Des signaux qui polarisent et ne règlent rien : l’opposition de gauche à La Rochelle dresse le bilan des cent premiers jours de la nouvelle municipalité
À La Rochelle, l’opposition de gauche a organisé une rencontre ce vendredi 26 juin 2026, pour faire le point sur les cent premiers jours de la nouvelle municipalité dirigée par Olivier Falorni. Réunis sur la terrasse de l’hôtel Mercure, près du bassin des Chalutiers, les élus, dont Léa Crestois, Clément Cunin, Olivier Godin, Brahim Jlalji, Océane Mariel et Flora Ronchin, ont exprimé leurs préoccupations concernant les orientations prises par la nouvelle majorité.

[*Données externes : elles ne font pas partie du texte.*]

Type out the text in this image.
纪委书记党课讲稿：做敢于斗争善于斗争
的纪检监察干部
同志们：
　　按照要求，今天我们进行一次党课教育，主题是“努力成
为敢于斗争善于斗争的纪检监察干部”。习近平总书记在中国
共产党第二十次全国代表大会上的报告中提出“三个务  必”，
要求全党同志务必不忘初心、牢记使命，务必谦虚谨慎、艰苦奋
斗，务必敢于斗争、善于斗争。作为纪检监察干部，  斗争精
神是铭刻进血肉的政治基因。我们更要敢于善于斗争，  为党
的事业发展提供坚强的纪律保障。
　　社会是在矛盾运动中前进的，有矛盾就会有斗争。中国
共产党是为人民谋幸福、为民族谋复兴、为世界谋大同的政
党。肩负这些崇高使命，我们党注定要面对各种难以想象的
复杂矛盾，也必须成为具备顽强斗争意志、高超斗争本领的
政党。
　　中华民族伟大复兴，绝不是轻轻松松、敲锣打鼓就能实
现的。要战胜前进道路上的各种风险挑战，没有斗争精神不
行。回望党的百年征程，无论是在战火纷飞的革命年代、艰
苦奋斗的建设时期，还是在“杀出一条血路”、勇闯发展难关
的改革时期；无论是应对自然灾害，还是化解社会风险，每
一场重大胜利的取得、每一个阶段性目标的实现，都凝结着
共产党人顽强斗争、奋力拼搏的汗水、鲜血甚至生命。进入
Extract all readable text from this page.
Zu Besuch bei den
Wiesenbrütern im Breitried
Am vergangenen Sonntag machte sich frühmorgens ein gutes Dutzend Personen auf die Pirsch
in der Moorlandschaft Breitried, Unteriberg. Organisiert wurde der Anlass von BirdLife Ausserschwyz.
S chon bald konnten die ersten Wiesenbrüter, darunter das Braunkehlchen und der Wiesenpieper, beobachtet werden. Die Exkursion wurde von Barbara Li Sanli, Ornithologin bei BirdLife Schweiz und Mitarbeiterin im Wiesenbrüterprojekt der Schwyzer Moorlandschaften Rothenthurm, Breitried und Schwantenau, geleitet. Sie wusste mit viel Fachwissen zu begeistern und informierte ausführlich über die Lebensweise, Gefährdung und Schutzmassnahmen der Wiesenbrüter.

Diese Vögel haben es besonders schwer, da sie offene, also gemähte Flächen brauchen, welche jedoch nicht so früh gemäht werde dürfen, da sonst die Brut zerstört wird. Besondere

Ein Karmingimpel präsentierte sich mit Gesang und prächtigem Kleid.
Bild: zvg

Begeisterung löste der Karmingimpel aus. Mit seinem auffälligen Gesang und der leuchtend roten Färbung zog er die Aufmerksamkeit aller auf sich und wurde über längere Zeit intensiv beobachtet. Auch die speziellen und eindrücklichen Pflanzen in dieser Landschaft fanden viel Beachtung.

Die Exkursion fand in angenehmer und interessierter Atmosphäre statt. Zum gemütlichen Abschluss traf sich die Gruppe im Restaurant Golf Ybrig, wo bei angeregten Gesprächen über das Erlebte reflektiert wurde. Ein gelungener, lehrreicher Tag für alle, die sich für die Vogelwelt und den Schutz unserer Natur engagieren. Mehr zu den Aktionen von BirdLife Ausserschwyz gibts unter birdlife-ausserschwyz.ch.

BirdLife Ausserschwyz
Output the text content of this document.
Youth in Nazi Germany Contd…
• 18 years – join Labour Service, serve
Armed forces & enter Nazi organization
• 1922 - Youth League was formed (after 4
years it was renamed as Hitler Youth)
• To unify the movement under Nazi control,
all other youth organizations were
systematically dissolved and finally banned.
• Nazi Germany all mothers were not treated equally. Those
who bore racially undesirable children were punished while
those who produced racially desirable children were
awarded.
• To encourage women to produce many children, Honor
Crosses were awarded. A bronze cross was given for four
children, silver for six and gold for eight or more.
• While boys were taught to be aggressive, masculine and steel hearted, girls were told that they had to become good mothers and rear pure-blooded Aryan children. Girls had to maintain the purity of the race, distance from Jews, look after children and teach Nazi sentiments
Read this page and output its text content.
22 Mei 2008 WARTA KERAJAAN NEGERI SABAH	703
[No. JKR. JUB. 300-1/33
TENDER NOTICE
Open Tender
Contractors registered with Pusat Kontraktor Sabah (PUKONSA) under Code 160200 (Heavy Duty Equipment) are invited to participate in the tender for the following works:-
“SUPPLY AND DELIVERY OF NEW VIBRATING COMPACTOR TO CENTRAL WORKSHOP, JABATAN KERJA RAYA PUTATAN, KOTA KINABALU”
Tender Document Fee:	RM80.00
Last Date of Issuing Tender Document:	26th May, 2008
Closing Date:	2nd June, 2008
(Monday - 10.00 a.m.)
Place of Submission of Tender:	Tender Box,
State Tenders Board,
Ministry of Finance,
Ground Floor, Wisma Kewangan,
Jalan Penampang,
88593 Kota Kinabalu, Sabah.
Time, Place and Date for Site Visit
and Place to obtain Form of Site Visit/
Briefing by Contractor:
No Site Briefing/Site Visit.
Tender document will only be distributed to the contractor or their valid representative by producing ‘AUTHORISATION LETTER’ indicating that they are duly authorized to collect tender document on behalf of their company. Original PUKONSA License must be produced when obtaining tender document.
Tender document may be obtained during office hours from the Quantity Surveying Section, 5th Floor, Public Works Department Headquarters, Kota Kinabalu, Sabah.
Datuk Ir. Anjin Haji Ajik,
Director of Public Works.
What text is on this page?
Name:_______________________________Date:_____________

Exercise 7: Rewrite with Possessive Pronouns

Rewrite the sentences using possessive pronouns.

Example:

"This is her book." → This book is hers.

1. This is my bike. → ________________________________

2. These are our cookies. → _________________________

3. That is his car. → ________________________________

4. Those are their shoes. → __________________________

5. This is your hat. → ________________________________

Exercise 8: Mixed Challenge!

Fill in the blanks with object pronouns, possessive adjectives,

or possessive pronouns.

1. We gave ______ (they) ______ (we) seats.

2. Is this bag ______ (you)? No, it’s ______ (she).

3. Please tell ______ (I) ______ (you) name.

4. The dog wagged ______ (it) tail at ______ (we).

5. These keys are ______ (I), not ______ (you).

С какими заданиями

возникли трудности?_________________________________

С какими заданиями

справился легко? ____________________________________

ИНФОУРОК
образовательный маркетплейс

Maryline Simoné a souligné que « 30 % des Rochelais ont voté pour nous, ce n’est pas négligeable ». Elle a ajouté que l’opposition s’est montrée « constructive, sincère et vigilante », ayant voté en faveur de la majorité des délibérations, à l’exception des indemnités des élus et du budget supplémentaire. Les élus ont également mis en avant leur rôle actif dans le débat public, affirmant être parmi les rares à s’exprimer sur des sujets variés, allant des violences sexistes et sexuelles à l’avenir du marché central.
Pas de rupture
Olivier Godin, membre du collectif Assemblée citoyenne, a noté que ces cent jours ont permis de clarifier la position politique d’Olivier Falorni. Selon lui, la campagne avait laissé croire qu’il était un candidat de centre gauche, tandis que ses actions récentes montrent qu’il est plutôt de centre droit. Il a évoqué des mes telles que la vidéosurveillance, l’armement avec des tasers et une politique stricte envers les personnes sans abri, signalant que ces initiatives « polarisent et ne règlent rien ».
Les critiques de l’opposition soulignent qu’il n’y a pas eu de rupture sur le fond ni sur la méthode. Sur le plan budgétaire, le maire a opté pour la continuité des grandes orientations de son prédécesseur, Jean-François Fountaine, notamment sur des dossiers sensibles comme le futur hôpital.